Even if it would seem like a straightforward thing, it is currently near impossible to determine in silico the substrate of an enzyme or the kinetic parameters with an enzyme structure and its substrate. The protein structure predictions are poor at best and in silico docking to find the substrates is not always reliable, although a few papers have found the correct substrate starting from crystal structures of the enzymes. Predicting the kinetic parameters requires computationally very heavy quantum-mechanical molecular dynamics simulations and the result would be an approximation at best. What is worse is that all these programs, from Autodock to Gaussian. are challenging to use, not because they present cerebral challenges, but they are simply very buggy. Furthermore, the picture would be only partial.

Deconvoluted in vivo data

Genetic engineering, metabolomics and proteomics might come to the rescue.
Currently, metabolomics is more hipster avant-garde than mainstream. The best way to estimate the intracellular concentration of something in the micromolar range is to get the Michaelis constant of the enzyme that uses it  —Go enzymology!—. But it is just a matter of time before one can detect even nanomolar compounds arising from spontaneous degradation or promiscuous reactions —"dark metabolome" if you really wanted to coin a word for it and write a paper about it.
Also, currently, flux balance analysis can be constrained with omics data —in order of quality: transcriptomics, proteomics and metabolomics data. If the latter two datasets were decent, systems biology models would need to come a long way before one could estimate from a range of conditions a rough guess of the kinetic parameters of all enzymes in the genome. The current models are not flexible or adaptive: one builds a model and the computer finds the best fitting equation and to do that they require fancy solvers. Then again, the data is lacking there and are not as CPU heavy as phylogeny or MD simulations. Consequently, they are poor benchmarks: if perfect proteomics and metabolics data were available, it would take Matlab milliseconds to find the reaction velocity (and as a consequence the catalytic efficiency) of all the enzymes in the model. Add a second condition (say a different carbon source or a knockout) and, yes, one could get better guestimates, but issues would pop up, like negative catalytic efficiencies. The catch is that some enzymes are inhibited, others are impostors in the model and other unmarked enzymes catalysing those reactions may result in subpar fits. Each enzyme may be inhibited by one or more of more than five thousand protein or small compounds in a variety of fashions and any enzyme may catalyse the same reaction secretly.

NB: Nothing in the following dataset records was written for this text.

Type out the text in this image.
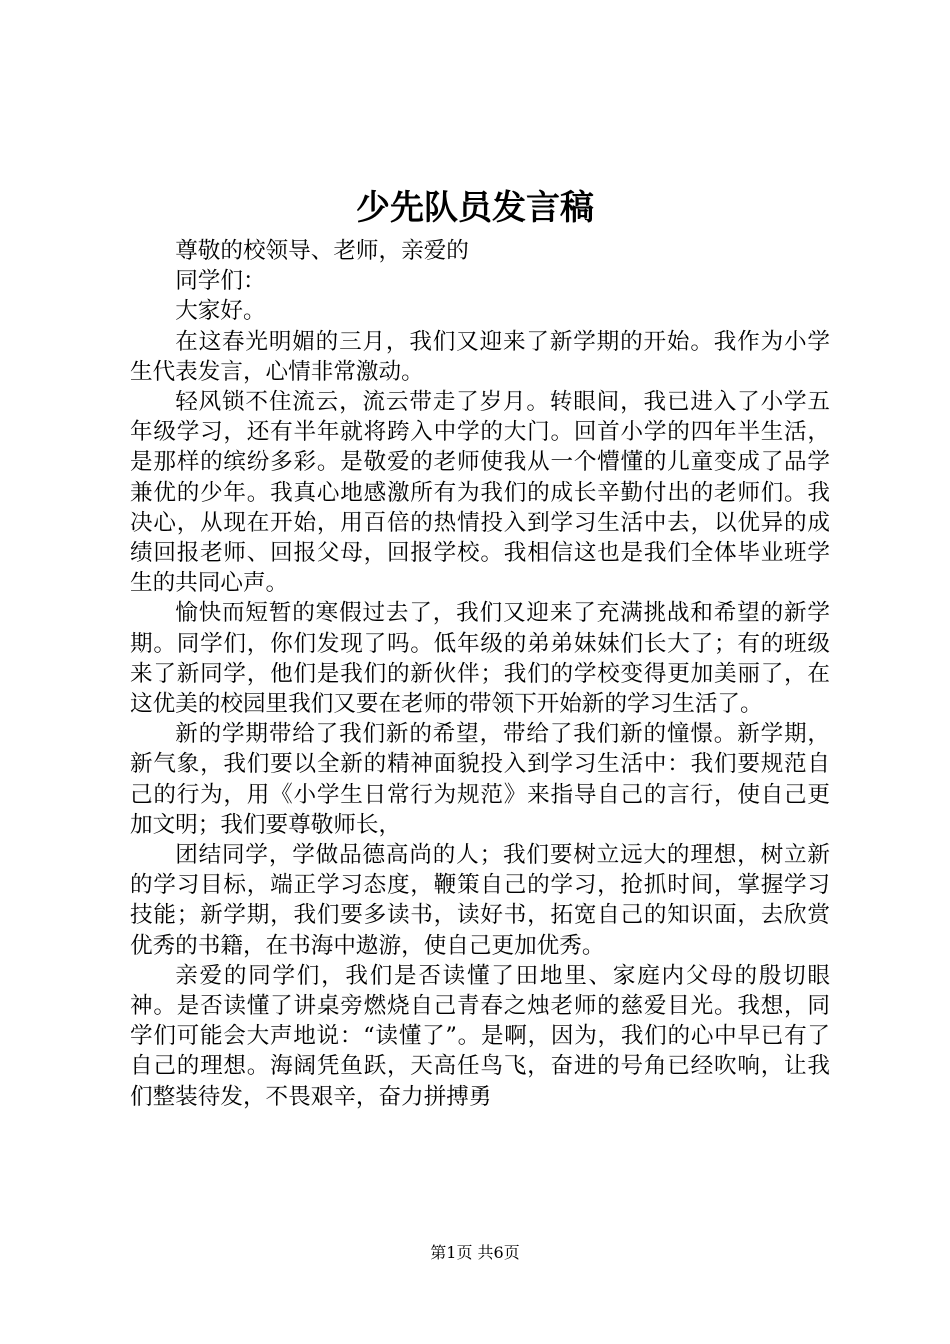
少先队员发言稿

尊敬的校领导、老师，亲爱的

同学们：

大家好。

在这春光明媚的三月，我们又迎来了新学期的开始。我作为小学生代表发言，心情非常激动。

轻风锁不住流云，流云带走了岁月。转眼间，我已进入了小学五年级学习，还有半年就将跨入中学的大门。回首小学的四年半生活，是那样的缤纷多彩。是敬爱的老师使我从一个懵懂的儿童变成了品学兼优的少年。我真心地感激所有为我们的成长辛勤付出的老师们。我决心，从现在开始，用百倍的热情投入到学习生活中去，以优异的成绩回报老师、回报父母，回报学校。我相信这也是我们全体毕业班学生的共同心声。

愉快而短暂的寒假过去了，我们又迎来了充满挑战和希望的新学期。同学们，你们发现了吗。低年级的弟弟妹妹们长大了；有的班级来了新同学，他们是我们的新伙伴；我们的学校变得更加美丽了，在这优美的校园里我们又要在老师的带领下开始新的学习生活了。

新的学期带给了我们新的希望，带给了我们新的憧憬。新学期，新气象，我们要以全新的精神面貌投入到学习生活中：我们要规范自己的行为，用《小学生日常行为规范》来指导自己的言行，使自己更加文明；我们要尊敬师长，

团结同学，学做品德高尚的人；我们要树立远大的理想，树立新的学习目标，端正学习态度，鞭策自己的学习，抢抓时间，掌握学习技能；新学期，我们要多读书，读好书，拓宽自己的知识面，去欣赏优秀的书籍，在书海中遨游，使自己更加优秀。

亲爱的同学们，我们是否读懂了田地里、家庭内父母的殷切眼神。是否读懂了讲桌旁燃烧自己青春之烛老师的慈爱目光。我想，同学们可能会大声地说：“读懂了”。是啊，因为，我们的心中早已有了自己的理想。海阔凭鱼跃，天高任鸟飞，奋进的号角已经吹响，让我们整装待发，不畏艰辛，奋力拼搏勇

第1页 共6页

The maths would get combinatorially crazy quite quickly, but constrains and weights could be made, such previously obtained kinetic data, the similarity of Michaelis constant and substrate concentration or even extrapolation from known turnover rates for known reactions of that subclass.
Questioning gene annotation would open up a whole new bag of worms as unfortunately genome annotation does not have a standardised "certainty score" —it would be diabolically hard to devise as annotations travel like Chinese whispers—, so every gene would have to be equally likely to be cast in doubt, unless actual empirical data were used. So in essence it would have to be a highly interconnected process, reminiscent of the idealistic vision of systems biology.

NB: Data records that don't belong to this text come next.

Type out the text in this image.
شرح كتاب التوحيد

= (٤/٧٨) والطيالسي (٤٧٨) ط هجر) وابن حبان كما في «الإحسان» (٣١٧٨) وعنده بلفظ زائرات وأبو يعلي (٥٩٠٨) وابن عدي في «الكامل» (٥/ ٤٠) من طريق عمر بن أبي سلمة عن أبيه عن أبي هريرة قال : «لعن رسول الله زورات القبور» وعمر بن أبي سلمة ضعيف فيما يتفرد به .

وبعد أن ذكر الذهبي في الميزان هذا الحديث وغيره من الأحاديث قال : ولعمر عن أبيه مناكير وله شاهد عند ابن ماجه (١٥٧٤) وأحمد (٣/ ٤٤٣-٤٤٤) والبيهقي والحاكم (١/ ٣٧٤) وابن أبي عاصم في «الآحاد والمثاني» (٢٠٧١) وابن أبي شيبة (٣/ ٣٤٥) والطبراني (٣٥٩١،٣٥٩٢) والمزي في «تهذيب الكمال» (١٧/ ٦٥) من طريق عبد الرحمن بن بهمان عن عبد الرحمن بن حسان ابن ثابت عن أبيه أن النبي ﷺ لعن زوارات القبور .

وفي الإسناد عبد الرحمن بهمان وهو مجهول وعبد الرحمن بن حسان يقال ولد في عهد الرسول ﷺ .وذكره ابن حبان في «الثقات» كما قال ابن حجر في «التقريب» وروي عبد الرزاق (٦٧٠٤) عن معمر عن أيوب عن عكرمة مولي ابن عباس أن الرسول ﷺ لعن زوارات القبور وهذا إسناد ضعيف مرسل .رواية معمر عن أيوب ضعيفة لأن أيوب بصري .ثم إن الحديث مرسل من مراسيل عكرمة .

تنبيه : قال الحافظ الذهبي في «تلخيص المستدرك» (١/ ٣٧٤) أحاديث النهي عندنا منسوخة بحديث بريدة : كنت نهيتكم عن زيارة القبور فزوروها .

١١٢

Nevertheless, despite the technical challenges it is possible that with a superb heuristic model-adapting algorithm and near-perfect omics profiles under different conditions pretty decent kinetic parameters for all the enzymes in a cell could be done  —also giving a list of genes to verify by other means. When such a scenario would be mainstream is anyone's guess, mine is within the next ten to fifteen years.